A group of radio antennas silently aimed themselves at a comet traveling through our solar system somewhere in the northern Chilean high desert, at a height where the air is thin enough to make casual walking feel like a slight effort. For astronomy enthusiasts, the Atacama Large Millimeter/submillimeter Array, or ALMA, detected something that halted researchers in the middle of their analysis. The comet, 3I/ATLAS, was fascinating for reasons other than chemistry. The scientists who were studying it described it as “bursting with methanol.” More than nearly every comet from our own solar system that they had ever cataloged.
It’s worth sitting with that detail. Methanol is an organic compound that provides astronomers with information about the circumstances surrounding the formation of an icy body. It is a simple alcohol molecule, not the kind that anyone would drink, but structurally related. Observing 3I/ATLAS was like “taking a fingerprint from another solar system,” according to American University professor Nathan Roth, who wasn’t using poetic devices to make his point. The temperature, radiation environment, and density of the cloud of gas and dust that collapsed into a planetary system somewhere far beyond what any telescope can directly image are all recorded by the chemical ratios inside a comet.

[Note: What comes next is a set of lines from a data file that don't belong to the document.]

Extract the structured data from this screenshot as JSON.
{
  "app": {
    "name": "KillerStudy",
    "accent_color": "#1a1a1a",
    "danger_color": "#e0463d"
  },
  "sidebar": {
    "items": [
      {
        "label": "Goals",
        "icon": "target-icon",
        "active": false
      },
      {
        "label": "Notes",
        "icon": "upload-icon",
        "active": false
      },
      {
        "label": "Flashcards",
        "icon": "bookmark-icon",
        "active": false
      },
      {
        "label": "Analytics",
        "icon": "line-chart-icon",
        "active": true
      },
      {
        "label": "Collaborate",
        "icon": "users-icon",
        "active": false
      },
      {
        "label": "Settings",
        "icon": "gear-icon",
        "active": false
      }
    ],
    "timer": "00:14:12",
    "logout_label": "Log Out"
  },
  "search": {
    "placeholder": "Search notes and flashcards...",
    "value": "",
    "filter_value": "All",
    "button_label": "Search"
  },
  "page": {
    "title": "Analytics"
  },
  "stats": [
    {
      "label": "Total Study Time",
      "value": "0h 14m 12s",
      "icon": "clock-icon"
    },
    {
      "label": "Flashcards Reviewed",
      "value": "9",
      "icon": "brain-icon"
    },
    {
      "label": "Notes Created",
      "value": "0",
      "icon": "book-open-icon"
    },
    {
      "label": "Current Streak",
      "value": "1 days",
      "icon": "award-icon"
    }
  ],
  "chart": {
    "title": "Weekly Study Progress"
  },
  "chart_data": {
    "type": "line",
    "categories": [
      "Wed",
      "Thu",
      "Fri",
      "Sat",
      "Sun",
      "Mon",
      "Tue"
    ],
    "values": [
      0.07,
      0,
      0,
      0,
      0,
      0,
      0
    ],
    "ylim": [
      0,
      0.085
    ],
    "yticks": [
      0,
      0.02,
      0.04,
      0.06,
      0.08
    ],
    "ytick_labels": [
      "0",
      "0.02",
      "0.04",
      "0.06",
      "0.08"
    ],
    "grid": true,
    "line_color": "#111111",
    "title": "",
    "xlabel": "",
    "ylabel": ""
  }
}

| Mission/Object Profile: Comet 3I/ATLAS | Details |
|---|---|
| Object Name | 3I/ATLAS (C/2025 N1) |
| Classification | Third confirmed interstellar object detected in our Solar System |
| Predecessors | 1I/’Oumuamua, 2I/Borisov |
| Key Discovery | Unusually high methanol content — far exceeding levels in known Solar System comets |
| Methanol-to-HCN Ratio | Measured at approximately 70 and 120 on two separate observation dates |
| Detection Instrument | ALMA (Atacama Large Millimeter/submillimeter Array), Atacama Desert, Chile |
| Lead Researcher | Nathan Roth, professor at American University |
| Observation Period | Multiple dates in late 2025, as comet approached the Sun |
| Earlier Findings | James Webb Space Telescope detected carbon dioxide dominance at greater solar distance |
| Published In | Astrophysical Journal Letters — “CH3OH and HCN in Interstellar Comet 3I/ATLAS” |
Only three confirmed interstellar visitors have ever been found passing through our solar neighborhood, including 3I/ATLAS. The first, “Oumuamua,” arrived in 2017 and caused a great deal of excitement due in part to its unusual behavior, accelerating in ways that defied conventional comet physics. This led to theories ranging from outgassing to, inevitably, more colorful explanations that the scientific community largely ignored. When the second, Borisov, arrived in 2019, it appeared much more familiar and, despite its extrasolar origins, behaved like a fairly typical comet. The arrival of 3I/ATLAS is unsettling because it is neither typical nor enigmatic. It’s simply not typical chemically. In the molecular sense, specifically alcoholic.
Methanol-to-hydrogen cyanide ratios of approximately 70 and 120 were recorded by ALMA on two different observation dates. For comparison, almost all comets in the Solar System cluster far below those figures. This comet may have come from a planetary system that was denser or colder than our own, which would have allowed methanol to accumulate in icy material rather than decompose. It’s also possible that the comet underwent different processing during its lengthy voyage through interstellar space, but that theory presents additional issues that scientists are still trying to resolve.

As you watch this story unfold, you get the impression that it is on the verge of something truly important but hasn’t quite reached it yet. The discovery of methanol does not prove life. It doesn’t even directly validate the prerequisites for life. However, the discovery of methanol in large quantities in material from another star system—distributed not only from the comet’s nucleus but also from tiny icy grains in its surrounding coma, each of which released gas as sunlight warmed it—adds a small but significant piece of information to the ongoing question of whether the chemistry that produced life here is unusual or fairly common out there.
Once more interstellar visitors are found and examined, it remains uncertain if the peculiar composition of 3I/ATLAS will remain a pattern. Curiosity is one item. A pattern of two would be worth considering. With whatever secrets are still hidden in its nucleus, the comet has now passed the sun and is returning to interstellar space. Other observations have been made by the Chilean antennas. However, it will take much longer to fully interpret the data collected during those late-2025 observation windows. If the organic chemistry story becomes more complex, the implications could change astronomers’ perspectives on what is drifting between the stars.